Одним словом, вот какое нравоучение следует из всего сказанного. Было время, и так недавно еще, когда младенчествующая психология полагала, что каждый человек олицетворяет собой известную добродетель или порок, и весь, так сказать, исчерпывается своим олицетворением: уж если самоотверженный подвижник — так уж и каждый шаг его должен быть подвигом самопожертвования, подлец — так с ног до головы подлец, игрок только о том и должен помышлять ежеминутно, как бы кого обыграть и т.д. Но пора бы бросить подобную наивно-невежественную философию ввиду хотя того, что в последние годы психологи открыли не только возможность совмещения в одном человеке самых разнородных душевных качеств, но и факты двойственного и даже тройственного существования, заключающиеся в том, что один и тот же человек периодически может являться как бы двумя субъектами, не имеющими ничего общего между собой по своим характерам и нравственным качествам и даже претендующим носить различные имена.
Почему же не предположить, что и Некрасов представлял собой такую же раздвоенность? Иной Некрасов был в суете столичной жизни, особенно где-нибудь в английском клубе, там он мог напускать на себя большую долю тщеславия и фатовства, корчить из себя избалованного денди, принимать даже деятельное участие в оргиях гастрономического общества.

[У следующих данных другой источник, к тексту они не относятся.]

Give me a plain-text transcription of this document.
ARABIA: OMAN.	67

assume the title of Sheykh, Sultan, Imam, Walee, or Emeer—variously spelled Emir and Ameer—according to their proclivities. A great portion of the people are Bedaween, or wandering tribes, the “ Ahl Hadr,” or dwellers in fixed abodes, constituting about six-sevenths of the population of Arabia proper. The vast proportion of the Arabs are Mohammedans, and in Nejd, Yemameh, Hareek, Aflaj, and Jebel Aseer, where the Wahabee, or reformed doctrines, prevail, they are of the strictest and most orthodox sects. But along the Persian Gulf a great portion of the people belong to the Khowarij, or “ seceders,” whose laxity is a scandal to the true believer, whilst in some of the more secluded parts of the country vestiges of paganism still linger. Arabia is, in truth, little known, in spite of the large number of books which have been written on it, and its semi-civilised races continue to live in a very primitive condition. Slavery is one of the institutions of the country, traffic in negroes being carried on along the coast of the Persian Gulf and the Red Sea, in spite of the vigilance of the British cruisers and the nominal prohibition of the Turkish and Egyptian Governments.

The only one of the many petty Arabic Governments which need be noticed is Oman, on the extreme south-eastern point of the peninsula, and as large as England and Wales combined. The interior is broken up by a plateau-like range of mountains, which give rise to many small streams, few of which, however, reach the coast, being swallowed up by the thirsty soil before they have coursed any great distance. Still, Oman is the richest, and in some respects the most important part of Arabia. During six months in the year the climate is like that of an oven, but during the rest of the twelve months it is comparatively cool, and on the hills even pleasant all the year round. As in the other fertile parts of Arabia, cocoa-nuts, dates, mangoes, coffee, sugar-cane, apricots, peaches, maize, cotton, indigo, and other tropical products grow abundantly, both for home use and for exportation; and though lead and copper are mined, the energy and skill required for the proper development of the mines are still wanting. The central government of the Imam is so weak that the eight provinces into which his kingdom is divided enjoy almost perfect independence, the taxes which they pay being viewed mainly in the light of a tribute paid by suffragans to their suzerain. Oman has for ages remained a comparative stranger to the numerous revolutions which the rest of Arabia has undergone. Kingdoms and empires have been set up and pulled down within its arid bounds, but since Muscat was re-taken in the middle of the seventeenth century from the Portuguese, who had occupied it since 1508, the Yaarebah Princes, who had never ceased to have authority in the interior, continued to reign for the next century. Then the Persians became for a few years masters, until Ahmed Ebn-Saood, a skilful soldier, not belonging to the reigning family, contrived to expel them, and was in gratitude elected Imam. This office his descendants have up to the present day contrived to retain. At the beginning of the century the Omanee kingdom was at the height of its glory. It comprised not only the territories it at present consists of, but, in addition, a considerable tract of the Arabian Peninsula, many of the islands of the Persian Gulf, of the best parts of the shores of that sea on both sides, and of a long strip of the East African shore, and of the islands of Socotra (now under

Но среди деревенской обстановки и под влиянием родной природы и народной жизни в нем пробуждался иной человек, которого мы знаем по его дивным песням. Ну, а я могу прибавить, что этого самого иного Некрасова я знаю и не по одним песням, которые все-таки представляют собой нечто как бы отвлеченное. Я видел его и в самой жизни иным Некрасовым, когда он, после стерляжьей ухи в 5 рублей тарелка и двадцатипятирублевого токайского, не брезговал самою сомнительной сивухой и мутненьким баварским пивом в грязненьком загородном трактирчике…

Примечания

69 Статья Скабичевского в No 4 ‘Современника’ за 1866 г. (анонимная) касалась ‘Степных очерков’ А. Левитова и книги Н.М. Соколовского ‘Острог и жизнь. Из записок следователя’. Рассматривая очерки Левитова, Скабичевский сравнивал их с рассказами В.А. Слепцова.
70 ‘Три страны света’ — роман, написанный Некрасовым совместно с Е.Я. Головачевой-Панаевой в 1849 г.